Thefts and losses are some of the major barriers to the mass adoption of cryptocurrencies. Every year millions of dollars are lost to scammers, hackers, and wallet security exploits. No wallet is 100% secure despite the marketing pitches of some hardware wallet manufacturers.
Ledger users have suffered badly in recent months following the massive data breach from company servers. Hardware wallets can and have been emptied and the company has done very little to recompense its customers or even investigate these thefts.
Better security solutions are desperately needed, and Buterin thinks social recovery wallets are a step in the right direction.
What is a Social Recovery Wallet?
A newer type of smart contract wallet called a social recovery wallet can potentially provide a high level of security and much better usability than previous options.
Buterin acknowledges that hardware wallets are not the solution as users must rely on the company that manufactures them. They continue to be a magnet for hackers and scammers and are still a single point of failure.
“The ratio of funds stolen to number of devices compromised is very high.”

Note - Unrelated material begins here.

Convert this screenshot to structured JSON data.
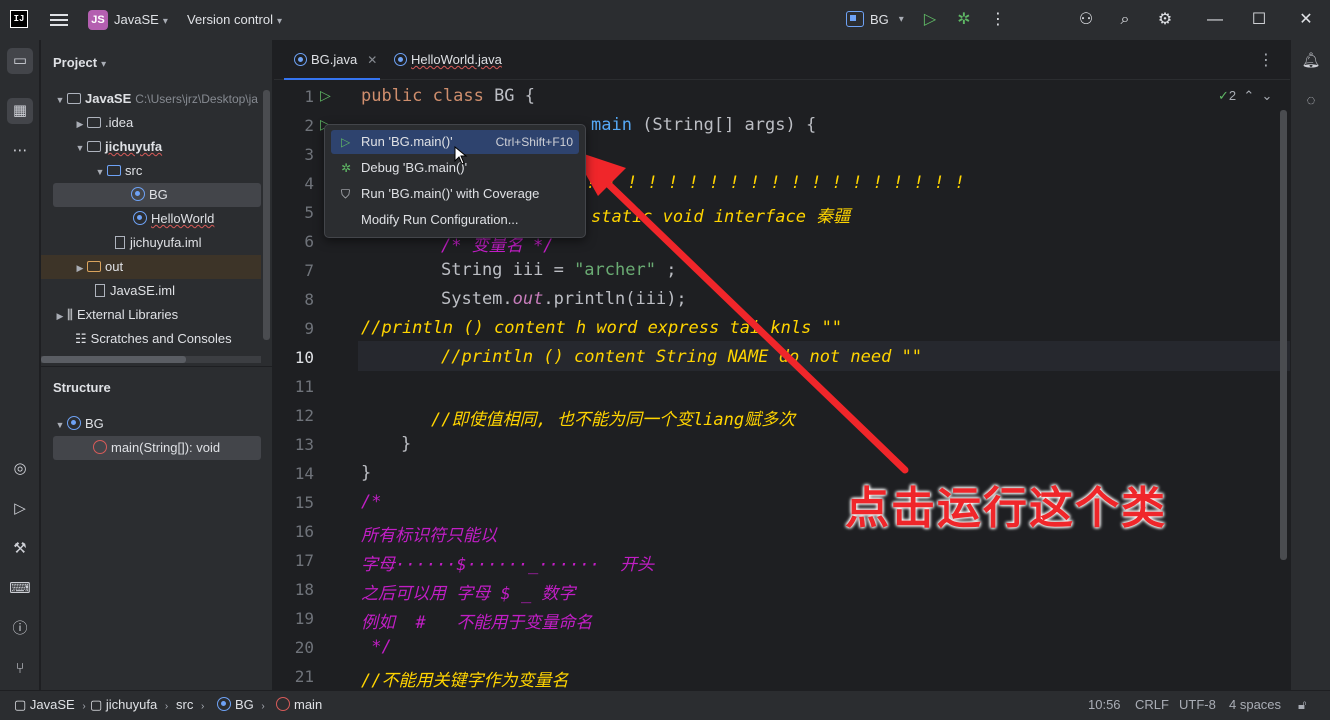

Multi-signature wallets are one step towards better security but social recovery wallets could take things even further, added Buterin.
A social recovery system has a single ‘signing key’ that can be used to approve transactions and a set of at least three or more ‘guardians,’ of which a majority can cooperate to change the signing key of the account.
Buterin added that the wallet would operate like normal, with a single key signing transactions, but its security feature would come into play if there was a loss;
“The user can simply reach out to their guardians and ask them to sign a special transaction to change the signing pubkey registered in the wallet contract to a new one.”
The selection of ‘guardians’ could also add to the security as only trusted people would be given access. To reduce the risk of attacks on guardians and collusion, they do not have to be publicly known, and they do not even need to know each other’s identities.
Vaults for Extra Security
Security can be extended with the use of vaults alongside social recovery wallets by preventing losses of signing keys due to hacks or phishing attacks. Vaults with delays on transactions and limited financial capabilities could increase security further.
Buterin mentioned that the only two wallet providers currently offering some form of social recovery are Argent and Loopring, which recently launched Layer 2 liquidity mining. He concluded that security needs to be more of a focus, and a move to L2 solutions such as rollups could further bolster security going forward.
“An ecosystem-wide mass migration to rollups is as good an opportunity as any to reverse the Ethereum ecosystem’s earlier mistakes and give multisig and smart contract wallets a much more central role in helping to secure users’ funds.”